Biozide
: Minister muss haften

Ihre Verpackungen sehen aus wie die von Putzmitteln oder Puderzucker. Doch ihr Inhalt will Lebewesen aufweichen, zersetzen, pulverisieren oder einfach nur umbringen. Haufenweise lauern sie harmlos unter vielen Küchen-Spülen – die Biozide. Sie unterscheiden sich durch ihren Gefährdungsgrad, natürlich nur für Menschen. Von böse giftig bis zu gesundheitsschädlich. Diese Einschätzung bringt die bösen Biozide nämlich entweder gleich ins Supermarkt-Regal oder in einen vergitterten Giftschrank, wo sie natürlich aufwändiger zu verkaufen sind. Das wissen auch die Hersteller und mühen sich ab, ihre Schimmelkiller und Ameisenvernichter möglichst harmlos daher kommen zu lassen. Gerade mal acht von 94 blieben bei der Beschriftung des Etiketts bei der Wahrheit. Das hat Nordrhein-Westfalens Verbraucherschutzminister Eckhard Uhlenberg (CDU) jetzt festgestellt. Ein Skandal?

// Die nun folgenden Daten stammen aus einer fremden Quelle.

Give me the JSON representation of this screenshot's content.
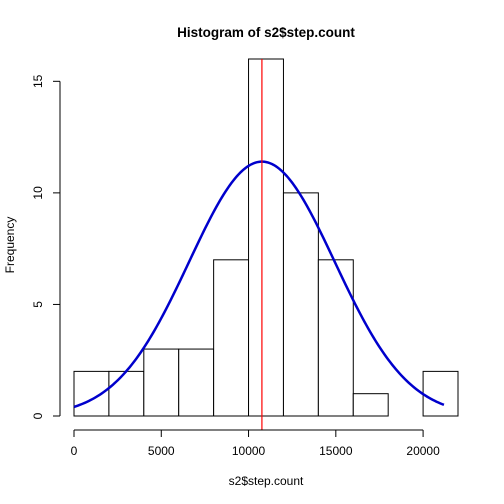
{
  "chart_data": {
    "type": "bar",
    "title": "Histogram of s2$step.count",
    "xlabel": "s2$step.count",
    "ylabel": "Frequency",
    "bins": [
      {
        "start": 0,
        "end": 2000,
        "count": 2
      },
      {
        "start": 2000,
        "end": 4000,
        "count": 2
      },
      {
        "start": 4000,
        "end": 6000,
        "count": 3
      },
      {
        "start": 6000,
        "end": 8000,
        "count": 3
      },
      {
        "start": 8000,
        "end": 10000,
        "count": 7
      },
      {
        "start": 10000,
        "end": 12000,
        "count": 16
      },
      {
        "start": 12000,
        "end": 14000,
        "count": 10
      },
      {
        "start": 14000,
        "end": 16000,
        "count": 7
      },
      {
        "start": 16000,
        "end": 18000,
        "count": 1
      },
      {
        "start": 18000,
        "end": 20000,
        "count": 0
      },
      {
        "start": 20000,
        "end": 22000,
        "count": 2
      }
    ],
    "xlim": [
      0,
      22000
    ],
    "ylim": [
      0,
      16
    ],
    "xticks": [
      0,
      5000,
      10000,
      15000,
      20000
    ],
    "yticks": [
      0,
      5,
      10,
      15
    ],
    "xtick_labels": [
      "0",
      "5000",
      "10000",
      "15000",
      "20000"
    ],
    "ytick_labels": [
      "0",
      "5",
      "10",
      "15"
    ],
    "mean_line": {
      "x": 10766,
      "color": "#ff0000"
    },
    "normal_curve": {
      "color": "#0000cc",
      "x_start": 0,
      "x_end": 21194,
      "peak_x": 10766,
      "peak_y": 11.4,
      "sd": 4170
    },
    "grid": false,
    "legend": "none",
    "bar_fill": "#ffffff",
    "bar_stroke": "#000000"
  }
}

KOMMENTAR VONPETER ORTMANN

Ja. Einer mit Aufschrei-Qualität. Mit Warnaufrufen im Fernsehen und Outing aller Schädiger. Doch es passiert nichts. Das giftige Zeug steht immer noch im Supermarkt-Regal und – noch viel schlimmer – unten den Küchenspülen. Der Verbraucherschutzminister lässt die Biozid-Hersteller weiter machen. Erst in der nächsten Woche will die Landesregierung den Einzelhandelsverband über die Studie informieren, die dann in ihren Verkaufshallen reagieren können. Den Täuschern droht der Minister „zumindest mit einem Bußgeld“. Die werden jetzt schon zittern. Und wenn sich in der Zwischenzeit irgendeiner mit der falsch gekennzeichneten Killer-Suppe umbringt, haftet dann auch Bauer Uhlenberg? Um die Schädlichkeit weiß der Minister. „Bei falscher Anwendung sind diese Produkte eine Gefahr für Mensch und Umwelt“, betonte er. Nichthandeln trotz Wissen führt aber immer zur Haftung. Da hilft auch kein Schutzanzug mehr.